To prepare 2.00 L of a 0.240 M NaOH solution from a 1.00 M NaOH stock solution, you can use the formula:
M1V1 = M2V2
Where:
M1 = initial concentration of the NaOH stock solution
V1 = volume of the NaOH stock solution you need to measure
M2 = final concentration of the desired NaOH solution (0.240 M)
V2 = final volume of the desired NaOH solution (2.00 L)
First, substitute the known values into the equation:
(1.00 M)(V1) = (0.240 M)(2.00 L)
Next, solve for V1 (the volume of the stock solution you need to measure):
(1.00 M)(V1) = (0.240 M)(2.00 L)
V1 = (0.240 M)(2.00 L) / 1.00 M
V1 = 0.480 L
Therefore, you need to measure 0.480 L (or 480 mL) of the 1.00 M NaOH stock solution and then dilute it with water to a final volume of 2.00 L to obtain a 0.240 M NaOH solution.
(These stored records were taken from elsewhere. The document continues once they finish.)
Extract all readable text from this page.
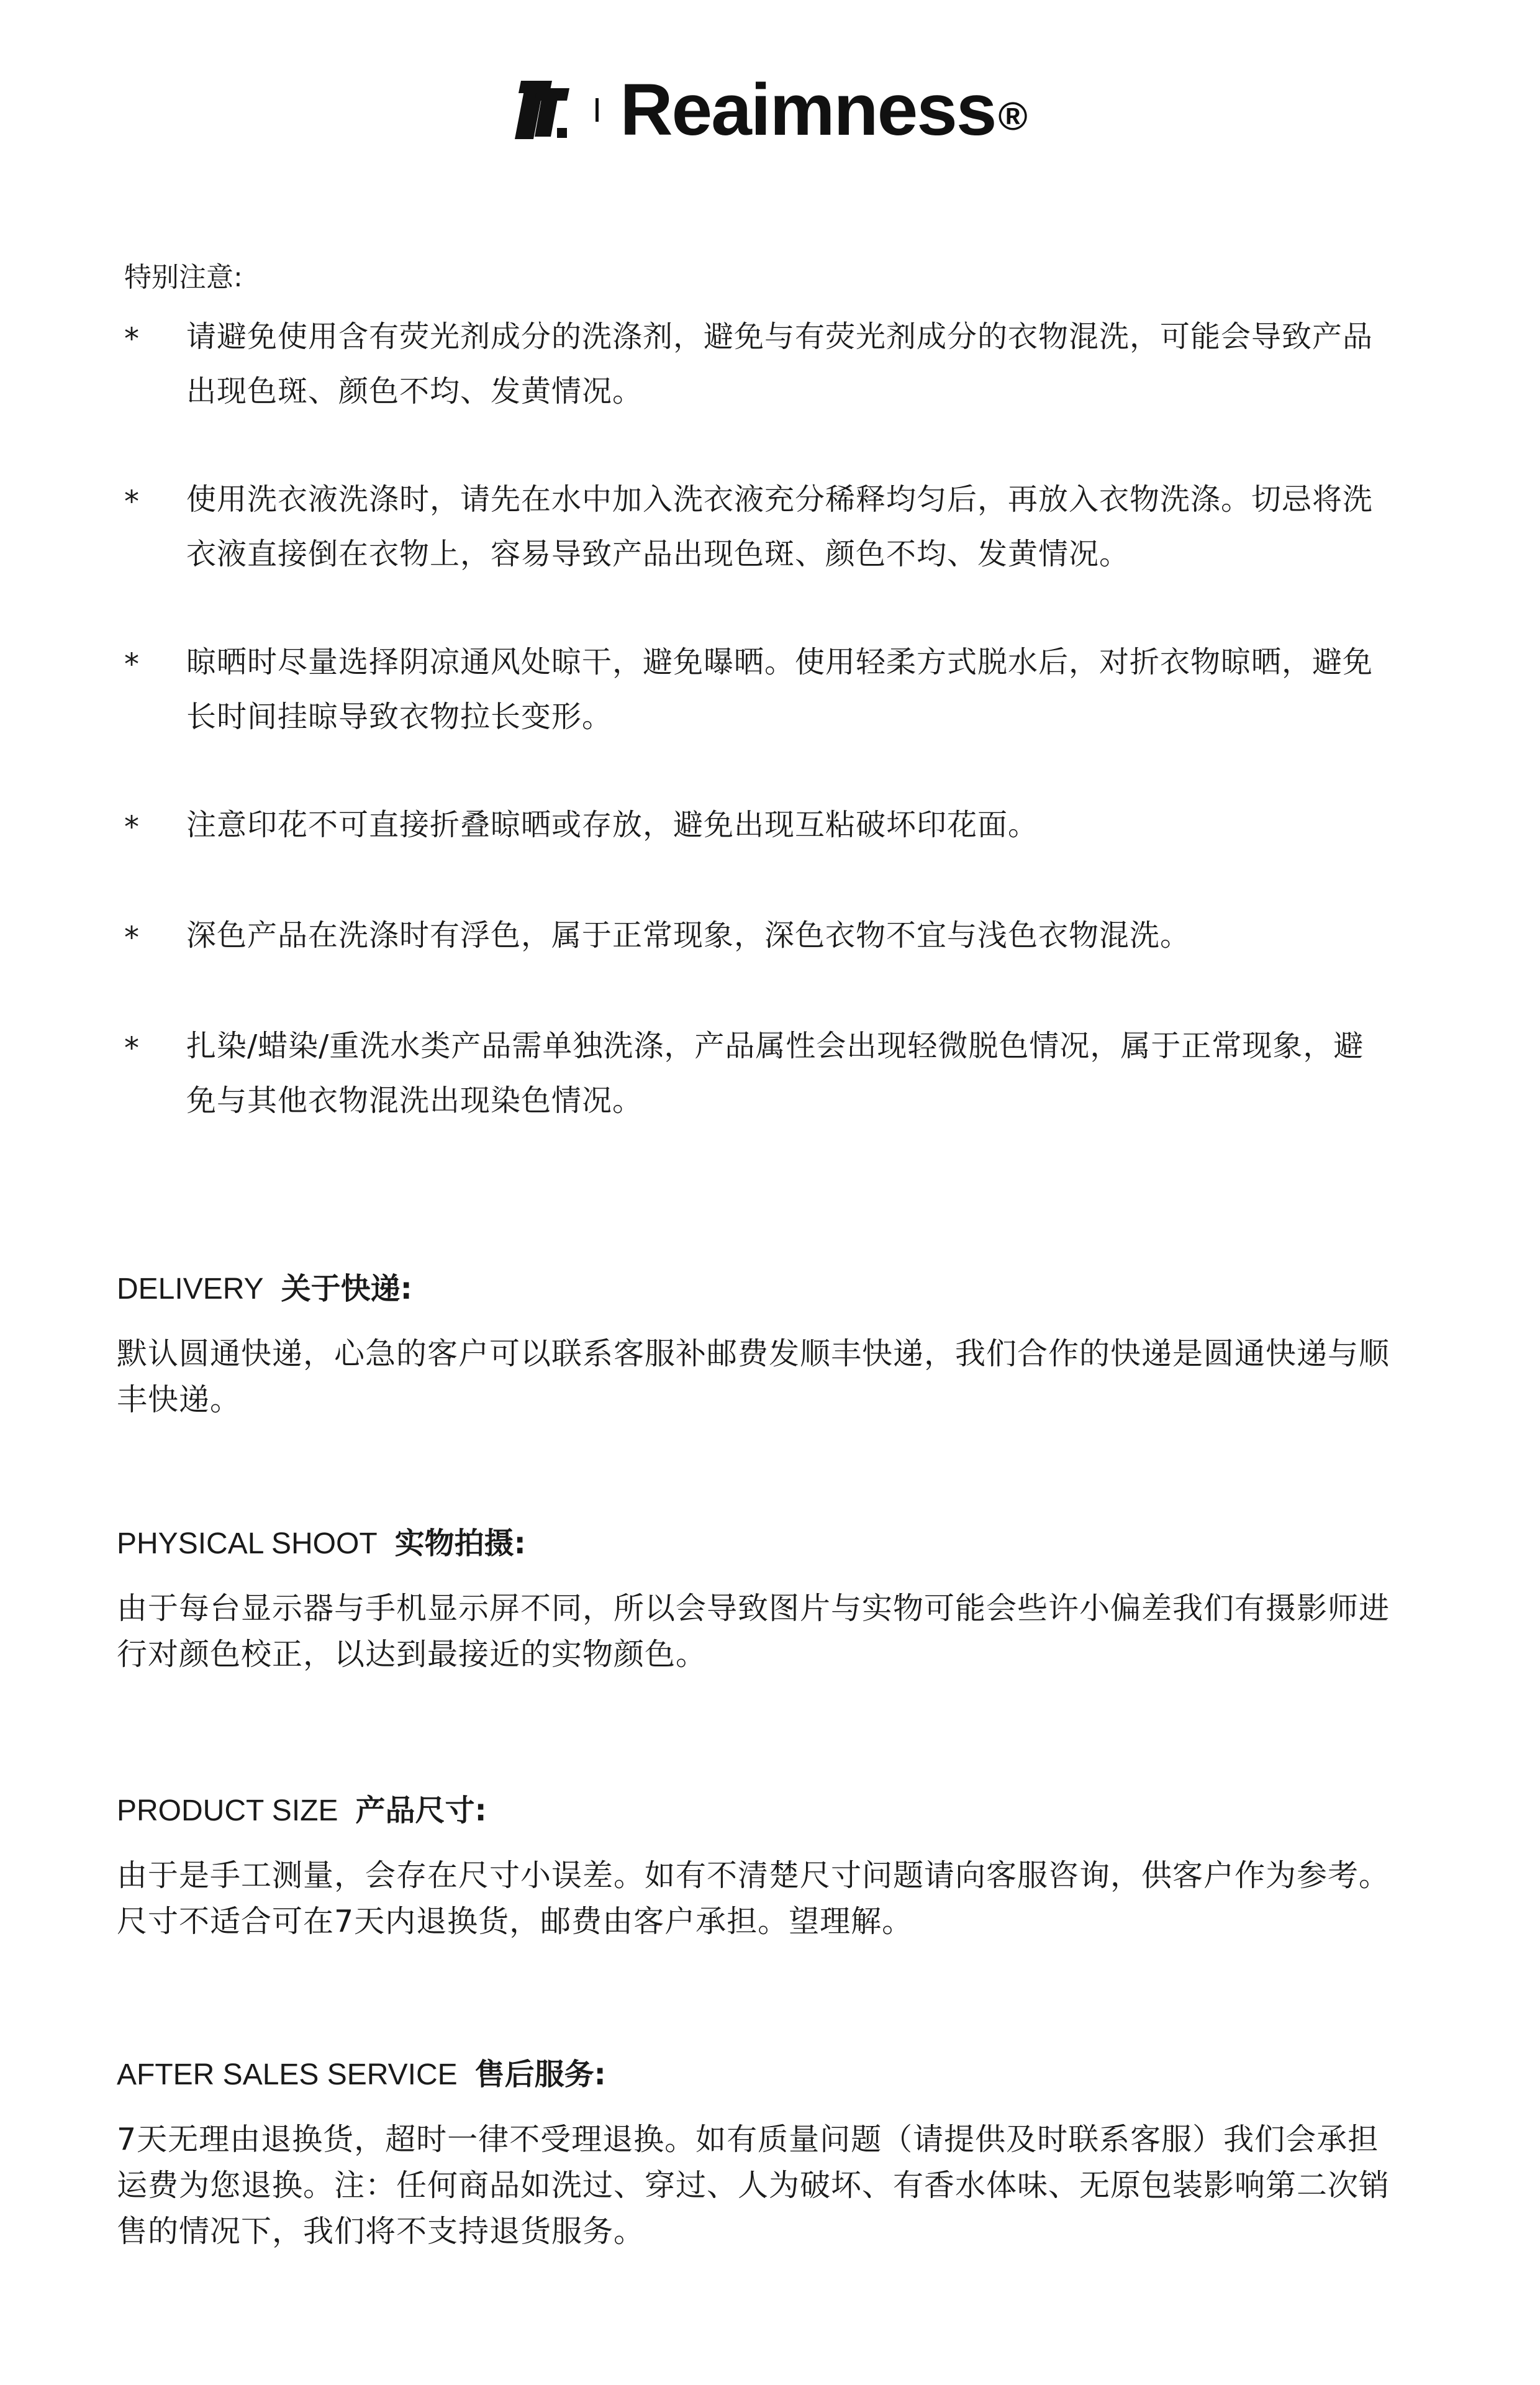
Reaimness ®
特别注意:
*	请避免使用含有荧光剂成分的洗涤剂，避免与有荧光剂成分的衣物混洗，可能会导致产品
出现色斑、颜色不均、发黄情况。
*	使用洗衣液洗涤时，请先在水中加入洗衣液充分稀释均匀后，再放入衣物洗涤。切忌将洗
衣液直接倒在衣物上，容易导致产品出现色斑、颜色不均、发黄情况。
*	晾晒时尽量选择阴凉通风处晾干，避免曝晒。使用轻柔方式脱水后，对折衣物晾晒，避免
长时间挂晾导致衣物拉长变形。
*	注意印花不可直接折叠晾晒或存放，避免出现互粘破坏印花面。
*	深色产品在洗涤时有浮色，属于正常现象，深色衣物不宜与浅色衣物混洗。
*	扎染/蜡染/重洗水类产品需单独洗涤，产品属性会出现轻微脱色情况，属于正常现象，避
免与其他衣物混洗出现染色情况。
DELIVERY 关于快递:

默认圆通快递，心急的客户可以联系客服补邮费发顺丰快递，我们合作的快递是圆通快递与顺
丰快递。

PHYSICAL SHOOT 实物拍摄:

由于每台显示器与手机显示屏不同，所以会导致图片与实物可能会些许小偏差我们有摄影师进
行对颜色校正，以达到最接近的实物颜色。

PRODUCT SIZE 产品尺寸:

由于是手工测量，会存在尺寸小误差。如有不清楚尺寸问题请向客服咨询，供客户作为参考。
尺寸不适合可在7天内退换货，邮费由客户承担。望理解。

AFTER SALES SERVICE 售后服务:

7天无理由退换货，超时一律不受理退换。如有质量问题（请提供及时联系客服）我们会承担
运费为您退换。注：任何商品如洗过、穿过、人为破坏、有香水体味、无原包装影响第二次销
售的情况下，我们将不支持退货服务。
To prepare 2.00 L of a 0.240 M NaOH solution from a 1.00 M NaOH stock solution, you need to follow a dilution formula. The formula is C1V1 = C2V2, where C1 is the initial concentration, V1 is the initial volume, C2 is the final concentration, and V2 is the final volume.
In this case, the initial concentration (C1) is 1.00 M, and the final concentration (C2) is 0.240 M. The final volume (V2) is 2.00 L.
To find the initial volume (V1) of the stock solution needed, plug in the values into the formula:
C1V1 = C2V2
(1.00 M) V1 = (0.240 M) (2.00 L)
V1 = (0.240 M) (2.00 L) / (1.00 M)
V1 = 0.480 L
So, to prepare 2.00 L of a 0.240 M NaOH solution from a 1.00 M NaOH stock solution, you would need to measure 0.480 L of the 1.00 M NaOH stock solution and then dilute it to a final volume of 2.00 L with solvent (usually water).
As for the 0.100 M solution mentioned, it is not directly relevant to preparing the 0.240 M solution from the 1.00 M stock solution. If you have any other specific questions regarding the 0.100 M solution, feel free to ask.